Wind

Arguments rage in PNE shareholder showdown

It was billed as the ‘showdown of Cuxhaven’ and it happened last Tuesday. However, we must wait longer before we know the winner.

The ‘showdown of Cuxhaven’ may not sound an interesting name for a big battle. It is not exactly the ‘Rumble in the Jungle’. But, for us wind industry onlookers, it is a fight worth following because it concerns the future of German developer PNE Wind.

The firm may have sold its UK portfolio for €141m this week, but that is the least interesting thing that it did.

The ‘showdown’ itself took place the PNE Wind’s annual general meeting on Tuesday. On one side is PNE chief executive Martin Billhardt, chairman of the supervisory board Dieter Kuprian, and some other members of the supervisory board. On the other side is Volker Friedrichsen, who owns 15% of PNE, is a member of the supervisory board, and enjoys some of his own support on the board. The battle surrounds who should control the firm.

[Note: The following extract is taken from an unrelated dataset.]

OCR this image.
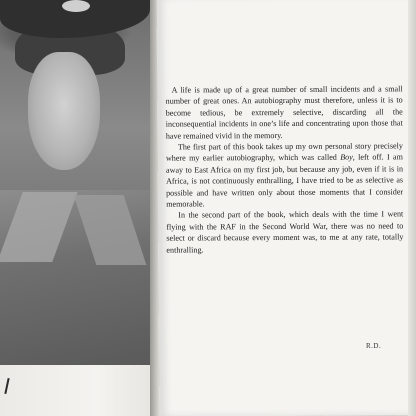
A life is made up of a great number of small incidents and a small number of great ones. An autobiography must therefore, unless it is to become tedious, be extremely selective, discarding all the inconsequential incidents in one’s life and concentrating upon those that have remained vivid in the memory.

The first part of this book takes up my own personal story precisely where my earlier autobiography, which was called Boy, left off. I am away to East Africa on my first job, but because any job, even if it is in Africa, is not continuously enthralling, I have tried to be as selective as possible and have written only about those moments that I consider memorable.

In the second part of the book, which deals with the time I went flying with the RAF in the Second World War, there was no need to select or discard because every moment was, to me at any rate, totally enthralling.

R.D.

However, in the end, there was no resolution last week. The fight raged for 12 hours and, in the end, the meeting was postponed to be continued at a later date as yet undecided.

But how have things got so heated at PNE?

The animosity follows PNE’s acquisition of a 53% stake in fellow German developer WKN for €93m, which concluded in July 2013, from Friedrichsen. In its 2014 results, PNE said it had been forced to make writedowns because some of WKN’s projects were overvalued; and PNE claimed €6.2m from WKN in late 2014 because of the hit to its operating profit.

Billhardt has since said Friedrichsen is “exposed to a permanent conflict of interest” that “negatively impacts” his work on the PNE supervisory board. Billhardt has called for his removal, along with fellow board members Peter Baron von le Fort and Astrid Zielke.

Meanwhile, Friedrichsen has raised concerns about the way PNE is run, and particularly about pay. He argued that remuneration on the firm's supervisory board is one of the highest in Germany, even though the company’s turnover in 2014 was just €158m.

He also argued that PNE shareholders were being kept in the dark about the €341,000 that Kuprian was paid last year in his role as chairman of the company’s supervisory board, because €229,000 came from PNE and €112.500 from WKN. Friedrichsen also said he had lost confidence in PNE management, including Billhardt.

The PNE management and supervisory boards are set to thrash out these arguments at another AGM in the near future. It is difficult to imagine them coming to a resolution, and we would not be surprised to see one or more key player leave in the near future.

The big issue here to us is the accusation that pay is too high, as it goes right to the heart of how PNE is run. We cannot comment on whether PNE leaders are paid too much as, ultimately, this is a free market and it is not a concern as long as shareholders are happy.

However, it is natural that executive pay will come under scrutiny when a company has seen first quarter sales fall 54% year-on-year to €15.2m; and first quarter operating loss grow from €800,000 to €6m in the same period. This is from PNE first quarter results.

In its defence, PNE has asserted that it had a strong start to 2015, including a healthy set of development projects in Germany.

We are not particularly interested in those projects, though. We just want to know who will be in charge when they complete.